WASHINGTON - Utah Rep. Jason Chaffetz, a Tea Party favorite who is likely to run for the U.S. Senate in 2012, will endorse Republican presidential candidate Mitt Romney, the former Massachusetts governor, on Wednesday.
Chaffetz is backing Romney over former Utah Gov. Jon Huntsman, despite the fact that Chaffetz worked for Huntsman for two years, eventually serving as his chief of staff. In an interview with The Huffington Post, Chaffetz said his assessment that Romney has the best shot of defeating President Obama in the general election had led to his decision.
"I like them both, but I want to beat Barack Obama and I think Mitt Romney's in the best position to do that. I think he's the right person at the right time," Chaffetz said. "It's tough for a lot of Utahns because we're having to choose among friends."

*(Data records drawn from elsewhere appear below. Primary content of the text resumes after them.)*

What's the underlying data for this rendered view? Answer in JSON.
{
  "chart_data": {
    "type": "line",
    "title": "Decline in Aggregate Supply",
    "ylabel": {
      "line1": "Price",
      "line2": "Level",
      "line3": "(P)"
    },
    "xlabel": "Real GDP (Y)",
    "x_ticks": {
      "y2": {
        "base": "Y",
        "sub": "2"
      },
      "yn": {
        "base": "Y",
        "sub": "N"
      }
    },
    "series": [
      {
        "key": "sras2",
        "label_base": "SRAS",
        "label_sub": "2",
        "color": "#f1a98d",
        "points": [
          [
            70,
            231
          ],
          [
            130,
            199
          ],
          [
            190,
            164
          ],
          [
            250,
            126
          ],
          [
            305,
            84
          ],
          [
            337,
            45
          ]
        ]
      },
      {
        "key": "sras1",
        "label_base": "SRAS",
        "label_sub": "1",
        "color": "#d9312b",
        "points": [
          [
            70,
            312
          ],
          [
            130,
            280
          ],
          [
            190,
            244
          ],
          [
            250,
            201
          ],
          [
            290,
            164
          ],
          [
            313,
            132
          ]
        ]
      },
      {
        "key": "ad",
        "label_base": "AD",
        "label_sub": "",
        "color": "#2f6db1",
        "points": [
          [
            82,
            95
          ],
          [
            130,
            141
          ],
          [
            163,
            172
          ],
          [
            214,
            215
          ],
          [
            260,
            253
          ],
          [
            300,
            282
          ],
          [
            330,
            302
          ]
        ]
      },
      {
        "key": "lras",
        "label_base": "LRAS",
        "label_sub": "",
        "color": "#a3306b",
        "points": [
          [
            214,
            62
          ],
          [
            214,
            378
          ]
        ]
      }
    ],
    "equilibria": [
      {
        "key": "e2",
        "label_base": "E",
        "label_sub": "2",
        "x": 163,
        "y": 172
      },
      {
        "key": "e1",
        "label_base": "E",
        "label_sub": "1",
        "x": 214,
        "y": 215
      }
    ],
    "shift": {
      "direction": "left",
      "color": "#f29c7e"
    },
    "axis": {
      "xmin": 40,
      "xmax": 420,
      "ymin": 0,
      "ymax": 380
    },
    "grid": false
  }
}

But, he added, "the task of unseating an incumbent president is monumental."
"It's going to take a massive organization and a huge amount of fundraising. And Mitt Romney is uniquely positioned to do that, with the organization he has built over the course of years," Chaffetz said. "He will still probably get outspent. But if the economy is your greatest concern, there is nobody better than Mitt Romney. I'm convinced of that. He has been there, done that. He offers the real life, firsthand experience, unlike most every other person."
The endorsement is a big win for Romney, because Chaffetz is popular among the conservative grassroots. But Chaffetz will undoubtedly face some backlash from Tea Party supporters who dislike the universal health care law that Romney implemented in Massachusetts.
Pressed on that issue, Chaffetz borrowed a line from Romney's playbook. He agreed that there is a difference between a state government mandating that people buy health insurance and the federal government doing the same.
"I do think the bigger argument is who does it, and I think what's right for Massachusetts may not be right for Florida or for Utah," Chaffetz said. "But I think Mitt Romney understands that as well as anybody. The fact that it was done at the state level as opposed to the federal is a major part of that thought process. I think that's right. I think he understands it and has experience having learned from what's worked and learned what hasn't worked."